Good science fiction premises are hard to come by. It’s just math, really. Ever since Mary Shelley kicked it all off with Frankenstein, countless authors and screenwriters have mapped the terrain of speculative fiction—examining issues, projecting trends and otherwise scouring the collective superconsciousness for story hooks.

So when you find a new science fiction movie with a relatively fresh concept, it becomes a kind of commodity in and of itself. Such is the case with the apocalyptic romance PERFECT SENSE, new to DVD and various digital platforms this week. Starring Ewan McGregor and Eva Green, the film was a minor hit on the festival circuit but only opened on a handful of screens in the U.S. last fall.

The hook: A mysterious epidemic is sweeping the planet, gradually causing the population to lose sensory perception. Taste is the first to go, then smell. As a side effect, each wave of the epidemic is preceded by an intense emotional hysteria—grief, or joy, or rage.

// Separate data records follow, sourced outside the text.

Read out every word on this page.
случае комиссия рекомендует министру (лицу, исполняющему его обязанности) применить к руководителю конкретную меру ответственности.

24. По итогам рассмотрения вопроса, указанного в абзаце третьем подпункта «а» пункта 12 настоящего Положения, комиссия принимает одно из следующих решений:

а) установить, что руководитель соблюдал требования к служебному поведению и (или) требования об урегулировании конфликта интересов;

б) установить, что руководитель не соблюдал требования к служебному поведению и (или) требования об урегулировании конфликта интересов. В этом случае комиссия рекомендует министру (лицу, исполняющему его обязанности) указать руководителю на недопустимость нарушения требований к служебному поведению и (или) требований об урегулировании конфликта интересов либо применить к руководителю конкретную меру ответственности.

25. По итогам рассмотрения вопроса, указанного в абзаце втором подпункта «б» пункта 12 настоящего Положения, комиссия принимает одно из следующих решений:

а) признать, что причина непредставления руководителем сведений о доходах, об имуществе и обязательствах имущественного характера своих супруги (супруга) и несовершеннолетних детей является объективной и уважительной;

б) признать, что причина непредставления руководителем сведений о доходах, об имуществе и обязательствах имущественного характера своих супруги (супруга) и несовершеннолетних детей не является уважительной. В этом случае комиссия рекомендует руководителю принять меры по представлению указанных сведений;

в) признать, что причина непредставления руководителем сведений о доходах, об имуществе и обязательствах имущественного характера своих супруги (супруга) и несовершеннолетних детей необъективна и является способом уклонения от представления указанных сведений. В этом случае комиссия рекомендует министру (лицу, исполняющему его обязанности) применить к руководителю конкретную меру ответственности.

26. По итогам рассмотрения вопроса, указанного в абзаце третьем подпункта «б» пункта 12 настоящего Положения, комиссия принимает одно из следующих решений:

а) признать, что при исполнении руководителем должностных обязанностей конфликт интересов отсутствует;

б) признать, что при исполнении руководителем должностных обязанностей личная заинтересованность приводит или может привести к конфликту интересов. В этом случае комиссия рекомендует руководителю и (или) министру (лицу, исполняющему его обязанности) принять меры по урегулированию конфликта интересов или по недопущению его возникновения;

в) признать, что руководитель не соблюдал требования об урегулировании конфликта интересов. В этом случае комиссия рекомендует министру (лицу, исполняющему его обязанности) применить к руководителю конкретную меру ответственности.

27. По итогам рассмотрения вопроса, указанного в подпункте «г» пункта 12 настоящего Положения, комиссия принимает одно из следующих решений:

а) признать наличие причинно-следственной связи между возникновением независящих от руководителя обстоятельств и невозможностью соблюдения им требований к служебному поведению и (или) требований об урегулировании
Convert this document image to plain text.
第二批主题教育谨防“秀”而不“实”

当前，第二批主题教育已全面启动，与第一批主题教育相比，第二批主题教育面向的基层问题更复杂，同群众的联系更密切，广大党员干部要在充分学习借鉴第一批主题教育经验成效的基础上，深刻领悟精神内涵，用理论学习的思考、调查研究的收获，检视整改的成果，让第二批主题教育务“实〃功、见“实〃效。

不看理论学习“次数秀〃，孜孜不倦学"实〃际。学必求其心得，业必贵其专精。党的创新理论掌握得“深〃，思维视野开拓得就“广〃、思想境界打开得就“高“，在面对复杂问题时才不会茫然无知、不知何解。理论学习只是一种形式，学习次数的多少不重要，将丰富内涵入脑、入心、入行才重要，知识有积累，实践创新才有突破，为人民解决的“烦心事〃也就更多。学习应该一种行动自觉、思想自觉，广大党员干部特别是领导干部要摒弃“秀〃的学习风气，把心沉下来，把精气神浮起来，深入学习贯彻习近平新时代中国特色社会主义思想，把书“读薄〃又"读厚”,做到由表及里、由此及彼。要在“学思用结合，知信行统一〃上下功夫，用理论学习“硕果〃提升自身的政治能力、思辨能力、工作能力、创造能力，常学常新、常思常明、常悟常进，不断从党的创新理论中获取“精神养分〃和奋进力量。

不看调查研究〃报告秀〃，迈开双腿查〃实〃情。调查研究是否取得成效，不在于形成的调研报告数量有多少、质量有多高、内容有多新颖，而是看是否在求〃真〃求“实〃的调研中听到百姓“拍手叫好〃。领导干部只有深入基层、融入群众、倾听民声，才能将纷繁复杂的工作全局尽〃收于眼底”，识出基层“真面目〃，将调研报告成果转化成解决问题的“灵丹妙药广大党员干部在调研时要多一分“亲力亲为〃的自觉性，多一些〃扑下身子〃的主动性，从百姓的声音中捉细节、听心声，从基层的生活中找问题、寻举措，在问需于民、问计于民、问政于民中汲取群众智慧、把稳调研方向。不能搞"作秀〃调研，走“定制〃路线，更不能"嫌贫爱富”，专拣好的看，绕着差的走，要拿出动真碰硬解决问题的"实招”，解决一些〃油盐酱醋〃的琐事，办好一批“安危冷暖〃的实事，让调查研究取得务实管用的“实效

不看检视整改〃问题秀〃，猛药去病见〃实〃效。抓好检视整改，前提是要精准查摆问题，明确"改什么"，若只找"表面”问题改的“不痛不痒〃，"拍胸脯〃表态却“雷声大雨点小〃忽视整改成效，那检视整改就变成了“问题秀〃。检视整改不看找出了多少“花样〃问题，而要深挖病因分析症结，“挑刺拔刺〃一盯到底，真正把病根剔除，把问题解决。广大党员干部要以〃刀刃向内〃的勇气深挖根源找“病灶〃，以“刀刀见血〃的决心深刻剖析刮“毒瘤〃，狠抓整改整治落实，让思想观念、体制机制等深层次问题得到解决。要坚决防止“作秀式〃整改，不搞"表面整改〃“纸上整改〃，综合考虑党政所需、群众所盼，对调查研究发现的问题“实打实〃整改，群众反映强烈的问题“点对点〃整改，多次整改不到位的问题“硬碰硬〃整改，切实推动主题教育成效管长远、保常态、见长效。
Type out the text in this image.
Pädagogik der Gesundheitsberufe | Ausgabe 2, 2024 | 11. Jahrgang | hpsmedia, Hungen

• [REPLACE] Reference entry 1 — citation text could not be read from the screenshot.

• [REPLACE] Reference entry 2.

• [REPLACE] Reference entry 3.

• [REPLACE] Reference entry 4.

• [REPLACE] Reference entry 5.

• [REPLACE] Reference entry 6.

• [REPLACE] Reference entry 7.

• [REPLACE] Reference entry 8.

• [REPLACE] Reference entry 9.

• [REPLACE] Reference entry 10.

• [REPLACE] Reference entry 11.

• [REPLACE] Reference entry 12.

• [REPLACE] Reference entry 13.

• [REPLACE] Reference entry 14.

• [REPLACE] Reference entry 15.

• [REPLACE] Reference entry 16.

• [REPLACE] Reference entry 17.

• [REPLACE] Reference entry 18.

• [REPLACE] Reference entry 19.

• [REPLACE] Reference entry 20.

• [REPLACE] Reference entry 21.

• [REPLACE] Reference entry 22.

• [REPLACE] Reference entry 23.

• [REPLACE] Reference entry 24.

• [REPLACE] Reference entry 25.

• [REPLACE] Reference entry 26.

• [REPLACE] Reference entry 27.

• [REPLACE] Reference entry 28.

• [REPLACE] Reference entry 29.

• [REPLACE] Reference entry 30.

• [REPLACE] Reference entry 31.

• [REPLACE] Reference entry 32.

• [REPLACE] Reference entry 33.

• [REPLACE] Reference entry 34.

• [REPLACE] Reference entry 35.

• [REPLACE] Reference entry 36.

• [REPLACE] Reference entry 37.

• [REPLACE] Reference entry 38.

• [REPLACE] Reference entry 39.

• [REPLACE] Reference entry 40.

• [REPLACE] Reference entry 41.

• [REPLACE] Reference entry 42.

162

Green plays a Glaswegian epidemiologist (almost poetic, that) tracking the phenomenon as she unexpectedly falls in love with her neighbor, a raffish gourmet chef played by McGregor. The film narrows its focus to their love story, letting the end-of-the-world details play out teasingly in the corners.

Scottish director David Mackenzie gets good mileage out of his small budget, deploying scenes of local chaos to suggest worldwide devastation as the planet slowly freaks out. This frees up the film to work on the level of parable, as screenwriter Kim Fupz Aakeson muses upon what is truly abiding in this vale of tears.

I appreciate this kind of imaginative moxie in my sci-fi movies, and Perfect Sense is careful to keep the nature of the dilemma ambiguous. The epidemic might be a virus, or bio-terrorism, or the wrath of God. No one knows, and in the end it doesn’t matter. The cataclysmic details are designed to resonate emotionally with the characters, and their ideas and feelings at the end of the world.

Of course, it doesn’t hurt that McGregor and Green—who share several delightful sex scenes—are two of the more impressive physical specimens on the planet. They’re also both strong, charismatic performers. McGregor seems endlessly versatile in his roles, and Green brings a damaged vulnerability to the standard chilly scientist role.

Perfect Sense shares some cinematic DNA with Alfonso Cuaron’s 2006 dystopian thriller Children of Men, which deals with a near-future infertility epidemic. Mackenzie’s movie doesn’t have the visceral power of that great film, but it traffics in similar circles of thinky science fiction.

Formats: DVD, Blu-ray and various digital platforms.

Extras: DVD and Blu-ray feature a single meager behind-the-scenes “featurette,” plus the film’s theatrical trailer.